Enit’ayanfe: My hope is that it reaches not just the ears of solution providers in the world, but also their hearts, so that they won’t rest until efficient measures to curb these disasters are taken and properly utilized. My wish is that, because of the changes this story should incite, people no longer have to die, agonize or suffer some loss over climate problems anywhere in the world. In other words, I think it is simple. But we must not see it as simplistic, or something merely for one individual. It is something
we must all be involved in. The greenhouse effect is the major thing that needs to be severely checked.

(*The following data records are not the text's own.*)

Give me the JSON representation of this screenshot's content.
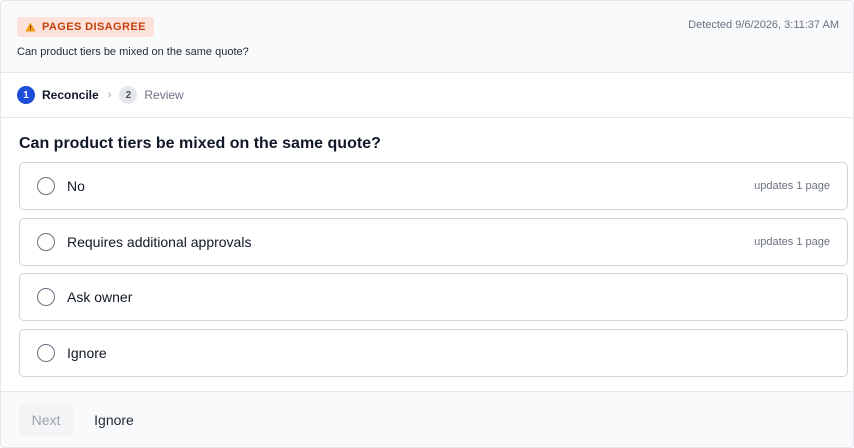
{
  "header": {
    "badge_label": "PAGES DISAGREE",
    "badge_icon": "warning-icon",
    "detected": "Detected 9/6/2026, 3:11:37 AM",
    "question": "Can product tiers be mixed on the same quote?"
  },
  "stepper": {
    "steps": [
      {
        "number": "1",
        "label": "Reconcile",
        "active": true
      },
      {
        "number": "2",
        "label": "Review",
        "active": false
      }
    ]
  },
  "main": {
    "question": "Can product tiers be mixed on the same quote?",
    "options": [
      {
        "label": "No",
        "meta": "updates 1 page"
      },
      {
        "label": "Requires additional approvals",
        "meta": "updates 1 page"
      },
      {
        "label": "Ask owner",
        "meta": ""
      },
      {
        "label": "Ignore",
        "meta": ""
      }
    ]
  },
  "footer": {
    "next_label": "Next",
    "ignore_label": "Ignore"
  },
  "colors": {
    "accent": "#1d4ed8",
    "badge_bg": "#fde2dc",
    "badge_text": "#c2410c",
    "warning_yellow": "#f59e0b"
  }
}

From studies, this effect sits on the precipice of what people do – or fail to do. The chief of them all is how humans dispose of waste. How humans manage waste. In my own way, I intend to continue educating the public on safe environmental hygiene and how the wrong attitude toward it puts us in latent perils. Burying waste rather than burning them is one smart, if uncommon way to avoid harmful landfills and incineration that pollute the air, especially with toxic gases like methane. I intend to suggest this and drive it into activity if I get a platform, or in whatever platform I can create.
Apart from writing, how else do you intend to contribute towards the curbing of global warming?
Enit’ayanfe: I could advocate, more pressingly, that we turn our gaze away from fossil fuels (coal-burning power plants). They emit the largest carbon dioxide into the atmosphere, according to Natural Resources Defense Council. Therefore, I intend to discourage public investors from investing in this industrial coal production. And how do I go about this? I could write a petition to party leaders and candidates to let them know that my vote and my friends’ votes rest on their stance on global warming, on whether they would support and sustain feasible climate-saving alternatives, like investing in biofuels, solar, hydroelectric and wind energies. I would also encourage my friends in other countries to do the same, so we can achieve global solutions.
Also, I intend to raise a platform that will also educate people about the dangers of intensive farming. People can farm, should farm, really. However, there should be a sort of control over how plant protection products are used and fertilizers, too, which are notorious for producing nitrous oxide emissions. I can be part of the research groups that focus on less inimical substances that can be used to grow crops.
Further, we also need to stop cutting down our forests. Trees help to regulate the density of poisonous gases in the air by absorbing carbon dioxide from the atmosphere. They also retain water and enhance biodiversity. Without enough trees in our world, the toxic carbon floating around is flung back into the air to wreak havoc. So we need more trees, even if it takes planting new ones.
On a final note, I know we are building infrastructure and communities, and that we need space for these. Neverrheless, we need to be careful so that progress does not push us backward. With our seemingly small but unrelenting efforts, we can all be potent climate warriors. Together, we can.
Biography
Enit’ayanfe Ayosojumi Akinsanya was born in his mother’s hometown, Ijebu-Ife, and raised in Sagamu, Ogun State, Nigeria, in 1994. He is the author of a short-story collection, “How to Catch a Story That Doesn’t Exist,” published in 2021. A graduate of Obafemi Awolowo University, he bagged a House of Levite “The Ready Writers” Fellowship in 2016 as an undergraduate. His full-length fiction was a finalist for the National GTB Dusty Manuscript Prize for Fiction in 2018 – among about 10,000 entries. His fictional works have appeared in The Shallow Tales Review, Brittle Paper and Fiery Scribes Review. His essays and interviews have appeared in various top blogs and newsrooms within Africa. Enit’ayanfe is passionate about the kind of humanity that transcends borders. He has a savior in solitude, pure Afro-centric music and, sometimes, foreign pop and R & B. He is crazy about four things: family, books, ice-cream and Jesus (not necessarily in that order). He currently lives in Ibadan, Oyo State, Nigeria.